Leaving my property was not an option to me as I had livestock to tend in a small valley of coyotes. But, I survived. And what I discovered is that I did not need a ton of possessions to do it.
I got through the winter with:
- 1 1/2 quart pot with lid
- 1 very sharp knife
- 1 fork
- 1 spoon
- A stainless steel cup
- A bar of soap (replaced when need be)
- Roll of toilet paper (ongoing replacement)
- 2 1/2 gallon bucket
- Sheep hides/wool blankets (my father's army blankets)
- Can opener
- A hammer
- A Ruger .357 mag.
I had some clothes in a suitcase, a few toiletries that I could fit in a small basket, and food that I could store in a box. A cooler sat outside as a refrigerator - particularly in the snow times. There was little else.

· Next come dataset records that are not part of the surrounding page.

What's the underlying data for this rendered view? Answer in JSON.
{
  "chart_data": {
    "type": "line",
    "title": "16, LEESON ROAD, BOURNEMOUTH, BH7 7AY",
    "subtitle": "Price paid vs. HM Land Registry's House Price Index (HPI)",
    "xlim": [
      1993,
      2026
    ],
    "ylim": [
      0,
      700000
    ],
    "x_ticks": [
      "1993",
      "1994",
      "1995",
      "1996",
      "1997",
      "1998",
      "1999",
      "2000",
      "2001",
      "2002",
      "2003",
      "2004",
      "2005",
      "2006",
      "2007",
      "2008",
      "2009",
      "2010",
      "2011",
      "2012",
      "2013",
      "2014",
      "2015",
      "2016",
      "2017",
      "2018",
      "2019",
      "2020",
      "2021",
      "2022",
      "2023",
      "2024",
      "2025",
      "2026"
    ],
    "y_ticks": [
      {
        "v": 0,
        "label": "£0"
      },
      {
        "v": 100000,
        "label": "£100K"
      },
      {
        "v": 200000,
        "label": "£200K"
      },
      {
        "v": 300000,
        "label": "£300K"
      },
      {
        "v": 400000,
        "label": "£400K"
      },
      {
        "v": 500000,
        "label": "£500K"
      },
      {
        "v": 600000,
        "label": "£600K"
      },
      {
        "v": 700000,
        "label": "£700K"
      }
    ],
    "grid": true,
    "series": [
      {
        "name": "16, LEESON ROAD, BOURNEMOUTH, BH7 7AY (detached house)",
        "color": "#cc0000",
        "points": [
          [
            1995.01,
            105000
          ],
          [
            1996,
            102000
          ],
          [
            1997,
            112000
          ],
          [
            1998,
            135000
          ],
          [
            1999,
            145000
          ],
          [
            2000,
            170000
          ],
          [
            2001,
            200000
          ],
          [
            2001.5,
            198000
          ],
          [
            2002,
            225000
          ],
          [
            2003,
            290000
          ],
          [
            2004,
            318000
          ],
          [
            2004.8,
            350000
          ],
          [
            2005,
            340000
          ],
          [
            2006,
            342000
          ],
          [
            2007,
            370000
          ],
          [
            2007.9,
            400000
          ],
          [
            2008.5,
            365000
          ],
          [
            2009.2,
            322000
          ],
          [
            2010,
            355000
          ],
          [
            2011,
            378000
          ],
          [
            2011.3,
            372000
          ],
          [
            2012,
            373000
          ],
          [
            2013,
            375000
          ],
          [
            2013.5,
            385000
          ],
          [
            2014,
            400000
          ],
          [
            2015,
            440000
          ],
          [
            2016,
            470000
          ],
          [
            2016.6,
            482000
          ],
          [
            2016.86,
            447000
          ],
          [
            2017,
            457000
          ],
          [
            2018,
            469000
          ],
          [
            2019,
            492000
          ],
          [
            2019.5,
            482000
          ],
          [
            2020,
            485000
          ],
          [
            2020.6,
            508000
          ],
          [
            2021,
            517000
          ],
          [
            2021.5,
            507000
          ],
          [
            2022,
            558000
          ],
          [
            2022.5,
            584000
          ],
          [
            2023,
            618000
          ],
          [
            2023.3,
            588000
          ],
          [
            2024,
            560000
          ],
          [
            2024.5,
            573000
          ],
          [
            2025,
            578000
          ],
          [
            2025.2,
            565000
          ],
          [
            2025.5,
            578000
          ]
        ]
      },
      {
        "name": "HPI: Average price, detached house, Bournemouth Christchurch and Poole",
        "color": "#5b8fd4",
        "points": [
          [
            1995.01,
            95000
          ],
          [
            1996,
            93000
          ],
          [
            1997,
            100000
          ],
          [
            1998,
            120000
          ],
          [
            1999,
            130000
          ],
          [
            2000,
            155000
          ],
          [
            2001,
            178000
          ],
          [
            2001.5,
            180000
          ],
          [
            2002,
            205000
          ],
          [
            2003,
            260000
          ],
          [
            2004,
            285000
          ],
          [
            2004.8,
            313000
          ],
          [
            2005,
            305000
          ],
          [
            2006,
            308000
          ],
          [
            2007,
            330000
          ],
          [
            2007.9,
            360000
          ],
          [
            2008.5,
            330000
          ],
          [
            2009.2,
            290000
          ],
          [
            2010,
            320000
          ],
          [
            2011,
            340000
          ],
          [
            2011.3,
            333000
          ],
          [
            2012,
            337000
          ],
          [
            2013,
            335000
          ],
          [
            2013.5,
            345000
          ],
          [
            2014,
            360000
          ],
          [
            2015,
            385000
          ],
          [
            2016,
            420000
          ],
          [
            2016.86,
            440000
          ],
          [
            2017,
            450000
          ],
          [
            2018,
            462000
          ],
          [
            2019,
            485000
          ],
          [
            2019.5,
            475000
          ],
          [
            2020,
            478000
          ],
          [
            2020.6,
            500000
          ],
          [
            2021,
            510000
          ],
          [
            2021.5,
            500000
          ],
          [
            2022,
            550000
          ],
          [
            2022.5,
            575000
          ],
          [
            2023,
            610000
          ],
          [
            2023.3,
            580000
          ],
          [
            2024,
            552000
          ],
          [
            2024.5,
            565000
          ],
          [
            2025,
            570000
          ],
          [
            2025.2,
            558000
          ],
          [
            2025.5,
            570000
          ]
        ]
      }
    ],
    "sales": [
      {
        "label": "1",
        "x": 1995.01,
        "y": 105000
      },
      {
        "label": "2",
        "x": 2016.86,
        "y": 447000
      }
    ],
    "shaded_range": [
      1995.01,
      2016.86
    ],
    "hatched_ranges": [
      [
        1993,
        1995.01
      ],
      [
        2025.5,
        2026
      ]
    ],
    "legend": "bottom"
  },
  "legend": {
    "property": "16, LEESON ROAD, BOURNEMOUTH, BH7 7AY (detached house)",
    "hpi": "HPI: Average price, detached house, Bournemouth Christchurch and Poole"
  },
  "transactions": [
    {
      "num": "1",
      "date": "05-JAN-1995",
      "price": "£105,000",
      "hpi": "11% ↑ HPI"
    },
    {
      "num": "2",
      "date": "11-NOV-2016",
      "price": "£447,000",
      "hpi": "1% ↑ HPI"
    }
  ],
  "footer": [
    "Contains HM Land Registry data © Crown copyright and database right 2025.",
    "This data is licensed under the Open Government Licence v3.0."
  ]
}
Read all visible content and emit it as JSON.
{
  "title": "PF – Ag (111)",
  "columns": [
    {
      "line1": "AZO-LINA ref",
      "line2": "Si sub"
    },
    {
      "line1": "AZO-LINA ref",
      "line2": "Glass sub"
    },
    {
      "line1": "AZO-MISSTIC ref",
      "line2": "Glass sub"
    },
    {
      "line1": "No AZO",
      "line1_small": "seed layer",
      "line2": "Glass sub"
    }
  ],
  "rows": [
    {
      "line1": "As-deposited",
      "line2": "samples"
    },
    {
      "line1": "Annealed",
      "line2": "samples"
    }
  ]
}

In the mornings I fed the animals, stoked or built my fire (if it had gone out), and began the chores of gathering fire wood and carrying water from the creek down below.
I learned a lot that winter - not so much of what I needed, but the mindset that one needs for solitary survival. It's not necessarily what Society says you need; it's what our ancestors required. I can guarantee that they weren't nearly as nice as we believe they were, but a tough breed that made do with very little and invested in their mental and emotional strength.